The OTHER hand is my desire to not buy in hook, line and sinker into the wedding-industrial complex. I see sites like apracticalwedding.com and almost gaze wistfully at the intimate backyard weddings, the homemade dresses, the self-arranged flowers, the simplicity and intimacy of an event that's inherently romantic, one in which the trappings of romance are really wholly unnecessary. What difference does it make if you have some kind of rare orchid in your centerpiece, or if the wine is 90+ in Wine Spectator, or if your gown is Vera Wang? NONE of these things will matter in the course of your lives. None of these things are what people will remember, and that you'll probably forget.

So why did I kind of buy in? Frankly, out of necessity and ease.

I want to share the celebration of marriage with the people I love, but to do that, I have to do things back in CA. Many of them wouldn't be able to join us if it were in Denver. My community really is still back there, my close family, my close friends. His family and friends are more scattered and have more ease of moving about. It made total sense to do the wedding out there. But you need LOTS OF HELP when doing something remotely, and really doing things totally DIY when you can't even be PART of a lot of it is unfair. So I booked a site for both ceremony and reception that includes the catering and bartending. Not the cheapest option, but it meets the elegant and fun criteria, and people will be fed and warm and happy. I bought my dress from a boutique, and it's gorgeous. I've hired a photographer (who is super fun, BTW), and will be hiring a baker and florist and entertainment, because hiring people to do things is what you do when the burden of placing it on your community of friends and family is entirely too great.

But we've also discussed things that we want to cut back on, simply because we don't believe they're worth the expense (to us), and we have. We bought an invitation kit at Michael's and are printing them ourselves, for a fraction of what it would cost us to order them. We found potential save-the-date magnets through a business printing site (much cheaper than specialty wedding magnets). And perhaps the biggest money saver, and most DIY element -- we're creating our own non-floral centerpieces, and the favors will be integrated into the centerpiece itself, effectively hitting two birds with one stone. My mom is masterminding the whole thing, and her friends are getting together one night to make them all. To try to explain the idea will make it sound more preposterous than what I envision.

Thing is, with weddings, EVERYONE has an opinion. Even if they're good about not putting it in your face, there are lots of perceptions about what is "right" and "wrong" to do. You can be criticized from everything for not doing letterpress to the meal options to the kind of bar you have...so many things are vaunted as tradition that are not tradition at all; so many things are presented as necessity when really, everything is optional. You cannot please everyone; you really have to do what you like, whether it's going to the courthouse or spending 10K on a dress.

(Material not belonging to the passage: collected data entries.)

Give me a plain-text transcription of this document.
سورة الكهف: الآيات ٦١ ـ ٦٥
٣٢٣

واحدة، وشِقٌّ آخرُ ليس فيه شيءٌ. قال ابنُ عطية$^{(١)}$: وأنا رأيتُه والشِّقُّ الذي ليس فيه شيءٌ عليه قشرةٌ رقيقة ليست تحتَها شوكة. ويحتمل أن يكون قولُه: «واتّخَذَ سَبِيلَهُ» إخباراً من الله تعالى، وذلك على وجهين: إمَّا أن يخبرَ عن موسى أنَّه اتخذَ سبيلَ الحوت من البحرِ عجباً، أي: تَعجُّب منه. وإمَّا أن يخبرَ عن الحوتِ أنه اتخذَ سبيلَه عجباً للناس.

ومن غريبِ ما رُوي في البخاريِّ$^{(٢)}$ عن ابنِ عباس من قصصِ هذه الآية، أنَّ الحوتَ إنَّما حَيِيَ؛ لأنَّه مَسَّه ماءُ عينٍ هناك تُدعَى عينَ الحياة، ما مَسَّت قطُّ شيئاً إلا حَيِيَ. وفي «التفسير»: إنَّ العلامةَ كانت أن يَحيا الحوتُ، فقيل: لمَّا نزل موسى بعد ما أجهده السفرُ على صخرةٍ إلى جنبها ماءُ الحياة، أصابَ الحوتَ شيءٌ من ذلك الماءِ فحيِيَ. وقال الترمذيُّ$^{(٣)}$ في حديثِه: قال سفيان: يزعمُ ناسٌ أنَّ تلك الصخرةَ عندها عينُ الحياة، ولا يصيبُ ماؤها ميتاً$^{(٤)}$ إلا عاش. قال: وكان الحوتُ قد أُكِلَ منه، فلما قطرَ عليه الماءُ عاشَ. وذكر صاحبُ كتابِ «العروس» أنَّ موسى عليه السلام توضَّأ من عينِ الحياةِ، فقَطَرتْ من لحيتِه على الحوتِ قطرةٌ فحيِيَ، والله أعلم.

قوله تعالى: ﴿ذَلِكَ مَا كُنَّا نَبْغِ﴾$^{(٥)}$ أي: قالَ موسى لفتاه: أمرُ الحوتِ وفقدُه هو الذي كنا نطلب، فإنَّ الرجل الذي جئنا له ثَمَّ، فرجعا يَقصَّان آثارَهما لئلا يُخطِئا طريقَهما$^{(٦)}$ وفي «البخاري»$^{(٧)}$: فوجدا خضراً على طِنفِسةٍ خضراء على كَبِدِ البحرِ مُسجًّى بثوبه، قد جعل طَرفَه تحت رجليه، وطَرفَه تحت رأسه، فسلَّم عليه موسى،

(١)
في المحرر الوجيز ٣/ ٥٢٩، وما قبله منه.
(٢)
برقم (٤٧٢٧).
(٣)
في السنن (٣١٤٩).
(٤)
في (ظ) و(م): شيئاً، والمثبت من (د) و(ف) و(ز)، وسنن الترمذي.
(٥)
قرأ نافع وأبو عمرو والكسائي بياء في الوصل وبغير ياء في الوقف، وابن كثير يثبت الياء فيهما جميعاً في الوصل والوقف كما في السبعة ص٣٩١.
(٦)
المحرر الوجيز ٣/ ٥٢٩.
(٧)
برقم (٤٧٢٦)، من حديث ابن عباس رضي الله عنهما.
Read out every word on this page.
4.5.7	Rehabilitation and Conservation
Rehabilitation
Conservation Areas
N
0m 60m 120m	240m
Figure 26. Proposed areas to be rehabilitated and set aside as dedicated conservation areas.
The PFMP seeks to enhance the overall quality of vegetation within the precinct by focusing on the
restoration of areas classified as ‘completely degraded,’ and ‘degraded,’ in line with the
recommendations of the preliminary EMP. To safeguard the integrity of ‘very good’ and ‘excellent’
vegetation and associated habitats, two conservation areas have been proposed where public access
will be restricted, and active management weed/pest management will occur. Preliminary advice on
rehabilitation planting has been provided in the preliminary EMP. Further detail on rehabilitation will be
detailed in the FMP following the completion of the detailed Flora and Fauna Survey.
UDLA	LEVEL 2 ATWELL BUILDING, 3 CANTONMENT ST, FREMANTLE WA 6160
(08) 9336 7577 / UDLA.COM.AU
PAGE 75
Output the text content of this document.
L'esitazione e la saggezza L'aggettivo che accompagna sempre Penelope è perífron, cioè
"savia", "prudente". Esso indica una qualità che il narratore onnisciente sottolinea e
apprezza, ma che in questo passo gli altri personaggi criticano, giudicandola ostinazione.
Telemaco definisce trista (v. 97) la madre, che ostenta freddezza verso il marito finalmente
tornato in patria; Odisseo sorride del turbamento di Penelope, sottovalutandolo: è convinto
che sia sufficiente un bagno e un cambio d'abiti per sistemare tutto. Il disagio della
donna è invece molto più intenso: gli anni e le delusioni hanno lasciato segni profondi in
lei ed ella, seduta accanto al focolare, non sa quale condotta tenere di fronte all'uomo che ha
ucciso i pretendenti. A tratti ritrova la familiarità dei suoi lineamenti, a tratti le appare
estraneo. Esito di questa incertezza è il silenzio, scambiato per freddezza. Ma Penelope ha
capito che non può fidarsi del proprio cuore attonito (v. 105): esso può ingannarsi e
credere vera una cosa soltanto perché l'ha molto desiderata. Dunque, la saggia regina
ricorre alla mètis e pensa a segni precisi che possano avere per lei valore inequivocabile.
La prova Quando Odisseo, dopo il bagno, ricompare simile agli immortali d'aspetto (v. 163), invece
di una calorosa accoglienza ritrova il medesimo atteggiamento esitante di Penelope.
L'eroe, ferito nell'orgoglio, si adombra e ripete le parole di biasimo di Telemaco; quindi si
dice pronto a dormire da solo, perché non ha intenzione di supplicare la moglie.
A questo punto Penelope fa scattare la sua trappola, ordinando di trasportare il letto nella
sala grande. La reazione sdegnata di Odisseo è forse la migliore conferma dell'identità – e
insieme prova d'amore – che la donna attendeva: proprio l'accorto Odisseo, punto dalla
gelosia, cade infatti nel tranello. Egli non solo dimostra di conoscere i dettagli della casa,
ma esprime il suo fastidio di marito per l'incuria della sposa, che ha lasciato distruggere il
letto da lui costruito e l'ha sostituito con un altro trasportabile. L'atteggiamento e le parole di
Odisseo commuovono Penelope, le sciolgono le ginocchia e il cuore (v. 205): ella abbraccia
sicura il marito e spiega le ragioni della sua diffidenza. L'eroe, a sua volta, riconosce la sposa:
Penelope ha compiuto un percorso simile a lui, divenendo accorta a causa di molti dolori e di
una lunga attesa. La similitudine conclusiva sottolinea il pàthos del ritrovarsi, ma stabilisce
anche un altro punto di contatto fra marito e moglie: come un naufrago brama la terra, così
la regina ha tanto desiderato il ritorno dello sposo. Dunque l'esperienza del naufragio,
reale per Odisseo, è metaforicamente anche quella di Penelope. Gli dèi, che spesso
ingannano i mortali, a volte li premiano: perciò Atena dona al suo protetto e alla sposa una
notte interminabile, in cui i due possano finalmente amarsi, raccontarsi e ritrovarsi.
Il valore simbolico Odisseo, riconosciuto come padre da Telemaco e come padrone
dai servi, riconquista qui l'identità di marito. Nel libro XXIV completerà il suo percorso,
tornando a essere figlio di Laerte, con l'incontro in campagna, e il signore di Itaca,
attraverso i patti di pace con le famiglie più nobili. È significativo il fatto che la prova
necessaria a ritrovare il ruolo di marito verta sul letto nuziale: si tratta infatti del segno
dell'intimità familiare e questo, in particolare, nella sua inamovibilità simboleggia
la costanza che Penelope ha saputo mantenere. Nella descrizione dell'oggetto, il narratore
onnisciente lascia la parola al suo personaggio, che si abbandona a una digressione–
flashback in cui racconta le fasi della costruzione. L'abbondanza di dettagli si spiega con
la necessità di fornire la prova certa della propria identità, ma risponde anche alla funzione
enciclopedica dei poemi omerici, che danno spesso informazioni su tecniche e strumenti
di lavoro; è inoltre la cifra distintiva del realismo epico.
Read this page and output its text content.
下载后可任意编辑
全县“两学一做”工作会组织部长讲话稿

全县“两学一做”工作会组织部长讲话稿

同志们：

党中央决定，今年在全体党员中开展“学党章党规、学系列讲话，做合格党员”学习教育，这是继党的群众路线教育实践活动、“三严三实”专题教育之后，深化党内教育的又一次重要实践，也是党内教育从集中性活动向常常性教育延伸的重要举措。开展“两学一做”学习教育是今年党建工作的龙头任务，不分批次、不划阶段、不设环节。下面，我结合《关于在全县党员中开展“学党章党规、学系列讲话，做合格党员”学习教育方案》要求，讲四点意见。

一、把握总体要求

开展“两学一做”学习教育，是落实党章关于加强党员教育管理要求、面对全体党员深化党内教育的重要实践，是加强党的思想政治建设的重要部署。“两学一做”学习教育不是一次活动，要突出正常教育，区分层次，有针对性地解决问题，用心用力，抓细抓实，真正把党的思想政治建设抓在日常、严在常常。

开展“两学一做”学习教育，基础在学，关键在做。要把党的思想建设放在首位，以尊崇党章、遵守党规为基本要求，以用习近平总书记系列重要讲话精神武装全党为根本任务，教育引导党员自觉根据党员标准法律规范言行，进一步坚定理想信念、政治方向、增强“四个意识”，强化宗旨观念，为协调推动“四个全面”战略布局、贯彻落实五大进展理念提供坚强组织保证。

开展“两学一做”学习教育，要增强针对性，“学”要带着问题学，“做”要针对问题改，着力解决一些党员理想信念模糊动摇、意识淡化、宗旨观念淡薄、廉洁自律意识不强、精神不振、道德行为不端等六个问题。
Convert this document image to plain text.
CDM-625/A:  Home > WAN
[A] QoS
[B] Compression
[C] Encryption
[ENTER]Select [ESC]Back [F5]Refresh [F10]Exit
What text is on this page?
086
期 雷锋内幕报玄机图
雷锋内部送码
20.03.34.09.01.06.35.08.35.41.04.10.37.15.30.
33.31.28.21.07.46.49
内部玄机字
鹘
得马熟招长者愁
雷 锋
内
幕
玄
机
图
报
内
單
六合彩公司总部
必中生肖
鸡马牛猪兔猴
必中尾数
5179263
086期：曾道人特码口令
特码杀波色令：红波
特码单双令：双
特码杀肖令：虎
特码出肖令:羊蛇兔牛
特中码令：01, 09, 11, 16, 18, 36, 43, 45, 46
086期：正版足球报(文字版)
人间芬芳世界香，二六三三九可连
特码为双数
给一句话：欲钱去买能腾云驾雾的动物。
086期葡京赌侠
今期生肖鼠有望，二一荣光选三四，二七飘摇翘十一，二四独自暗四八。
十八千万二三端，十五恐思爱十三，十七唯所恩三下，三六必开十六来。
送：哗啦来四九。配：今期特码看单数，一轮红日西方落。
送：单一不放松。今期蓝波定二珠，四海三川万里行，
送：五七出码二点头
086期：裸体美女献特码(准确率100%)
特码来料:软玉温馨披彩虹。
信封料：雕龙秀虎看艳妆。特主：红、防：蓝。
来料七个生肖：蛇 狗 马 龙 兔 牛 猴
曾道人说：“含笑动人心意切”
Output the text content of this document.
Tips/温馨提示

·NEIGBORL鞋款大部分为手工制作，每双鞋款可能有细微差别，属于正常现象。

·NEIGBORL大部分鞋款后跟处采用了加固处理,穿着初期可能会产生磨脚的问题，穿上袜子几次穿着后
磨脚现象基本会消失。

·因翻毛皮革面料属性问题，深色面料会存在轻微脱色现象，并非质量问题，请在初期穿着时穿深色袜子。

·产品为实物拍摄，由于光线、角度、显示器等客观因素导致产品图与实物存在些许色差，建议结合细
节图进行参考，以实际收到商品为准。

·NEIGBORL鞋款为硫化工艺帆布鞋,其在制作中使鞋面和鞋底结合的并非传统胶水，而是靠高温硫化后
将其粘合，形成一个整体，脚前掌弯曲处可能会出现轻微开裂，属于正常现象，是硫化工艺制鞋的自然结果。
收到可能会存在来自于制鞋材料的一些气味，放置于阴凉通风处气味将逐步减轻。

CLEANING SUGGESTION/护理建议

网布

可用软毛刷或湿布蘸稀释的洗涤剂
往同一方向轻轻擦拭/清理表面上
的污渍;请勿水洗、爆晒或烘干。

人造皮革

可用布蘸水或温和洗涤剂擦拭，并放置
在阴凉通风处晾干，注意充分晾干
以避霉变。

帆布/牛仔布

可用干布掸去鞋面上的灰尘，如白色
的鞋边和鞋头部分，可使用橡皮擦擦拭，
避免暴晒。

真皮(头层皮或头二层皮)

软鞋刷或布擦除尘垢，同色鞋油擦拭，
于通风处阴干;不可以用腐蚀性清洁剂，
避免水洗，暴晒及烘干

I think the most popular misconception out there is that this day is all about you. NO. IT IS NOT. That's what a birthday is. It is about you and your beloved entering into a very serious and exciting commitment. It's the relationship's day, if you will; it's the only day you're really celebrating your joining as people. And the people at your wedding are those who are celebrating your union, your newly "coupled" identity, your JOINT happiness. At least that's how I frame it in my mind...so I keep things in perspective.